Aftershock hits quake-ravaged Peruvian town
PISCO, Peru (AFP) - A 4.7 magnitude aftershock rattled people queuing up to leave this town by air and by bus Monday, as rescuers gave way to bulldozers removing mountains of rubble from last week's devastating earthquake.
President Alan Garcia announced the start of fumigation operations across the town to head off diseases before they turn into possible epidemics.
More than 1,000 police and soldiers have also been deployed to halt the looting that has sown fear among the battered population.
According to the latest count by the Civil Defense service, 540 people died across the whole quake-hit region of southern Peru, 1,039 were injured, and more than 176,000 people were left homeless.

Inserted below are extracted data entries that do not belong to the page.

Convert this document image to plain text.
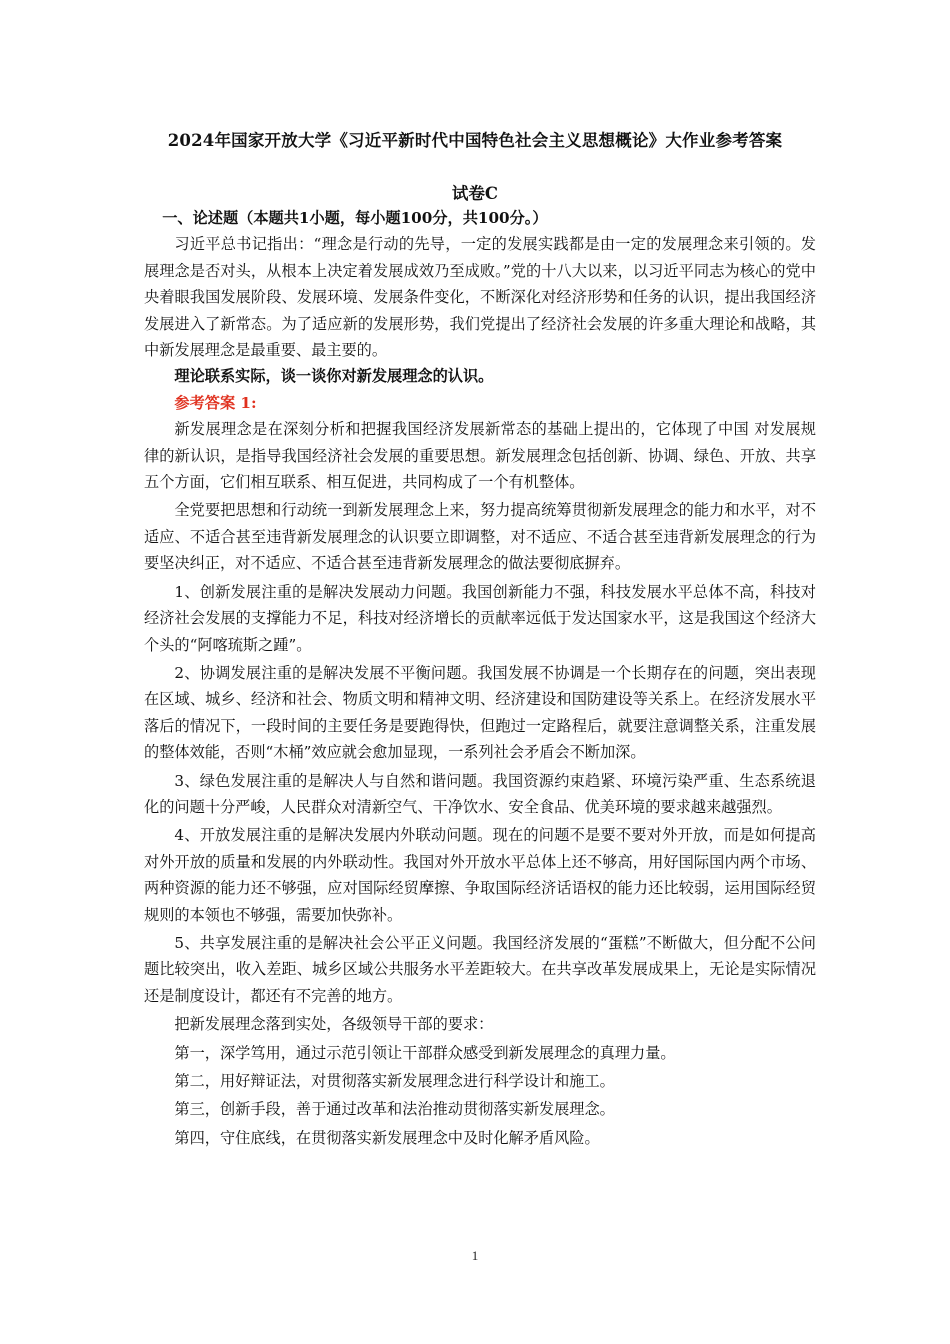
2024年国家开放大学《习近平新时代中国特色社会主义思想概论》大作业参考答案
试卷C

一、论述题（本题共1小题，每小题100分，共100分。）

习近平总书记指出：“理念是行动的先导，一定的发展实践都是由一定的发展理念来引领的。发展理念是否对头，从根本上决定着发展成效乃至成败。”党的十八大以来，以习近平同志为核心的党中央着眼我国发展阶段、发展环境、发展条件变化，不断深化对经济形势和任务的认识，提出我国经济发展进入了新常态。为了适应新的发展形势，我们党提出了经济社会发展的许多重大理论和战略，其中新发展理念是最重要、最主要的。

理论联系实际，谈一谈你对新发展理念的认识。

参考答案 1:

新发展理念是在深刻分析和把握我国经济发展新常态的基础上提出的，它体现了中国 对发展规律的新认识，是指导我国经济社会发展的重要思想。新发展理念包括创新、协调、绿色、开放、共享五个方面，它们相互联系、相互促进，共同构成了一个有机整体。

全党要把思想和行动统一到新发展理念上来，努力提高统筹贯彻新发展理念的能力和水平，对不适应、不适合甚至违背新发展理念的认识要立即调整，对不适应、不适合甚至违背新发展理念的行为要坚决纠正，对不适应、不适合甚至违背新发展理念的做法要彻底摒弃。

1、创新发展注重的是解决发展动力问题。我国创新能力不强，科技发展水平总体不高，科技对经济社会发展的支撑能力不足，科技对经济增长的贡献率远低于发达国家水平，这是我国这个经济大个头的“阿喀琉斯之踵”。

2、协调发展注重的是解决发展不平衡问题。我国发展不协调是一个长期存在的问题，突出表现在区域、城乡、经济和社会、物质文明和精神文明、经济建设和国防建设等关系上。在经济发展水平落后的情况下，一段时间的主要任务是要跑得快，但跑过一定路程后，就要注意调整关系，注重发展的整体效能，否则“木桶”效应就会愈加显现，一系列社会矛盾会不断加深。

3、绿色发展注重的是解决人与自然和谐问题。我国资源约束趋紧、环境污染严重、生态系统退化的问题十分严峻，人民群众对清新空气、干净饮水、安全食品、优美环境的要求越来越强烈。

4、开放发展注重的是解决发展内外联动问题。现在的问题不是要不要对外开放，而是如何提高对外开放的质量和发展的内外联动性。我国对外开放水平总体上还不够高，用好国际国内两个市场、两种资源的能力还不够强，应对国际经贸摩擦、争取国际经济话语权的能力还比较弱，运用国际经贸规则的本领也不够强，需要加快弥补。

5、共享发展注重的是解决社会公平正义问题。我国经济发展的“蛋糕”不断做大，但分配不公问题比较突出，收入差距、城乡区域公共服务水平差距较大。在共享改革发展成果上，无论是实际情况还是制度设计，都还有不完善的地方。

把新发展理念落到实处，各级领导干部的要求：

第一，深学笃用，通过示范引领让干部群众感受到新发展理念的真理力量。

第二，用好辩证法，对贯彻落实新发展理念进行科学设计和施工。

第三，创新手段，善于通过改革和法治推动贯彻落实新发展理念。

第四，守住底线，在贯彻落实新发展理念中及时化解矛盾风险。

1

A total of 35,000 homes were destroyed in the magnitude 8.0 temblor (7.7 on the Richter scale) that rumbled across southern Peru on Wednesday, most of them in Pisco, which was 70 percent destroyed.
Many survivors, weak and shivering fro nights spent out in the open, were queuing up for hours at the local air force base for flights taking them away from Pisco.
Other lines formed at town bus stops, where people paid up to 40 dollars for a ride to Lima or any other city unharmed by the quake.
Five days after the catastrophe, rescue operations were wound up to the frustration of some rescue workers who believed there could still be more survivors.
Firefighter Javier Vallero, who has the unenviable record of having found the most corpses beneath the rubble, talked emotionally of walking "hand in hand with death."
"You feel so powerless when you don't get there in time. I have found lots of bodies, I don't know how many because I find it too hard to count them.
"I've found people cut in two by a wall which has fallen on them," said the 25-year-old Peruvian.
The town's San Clemente church has been the focus for the grieving. The roof had collapsed in the quake, killing 160 people -- nearly half of the town's 335 identified dead.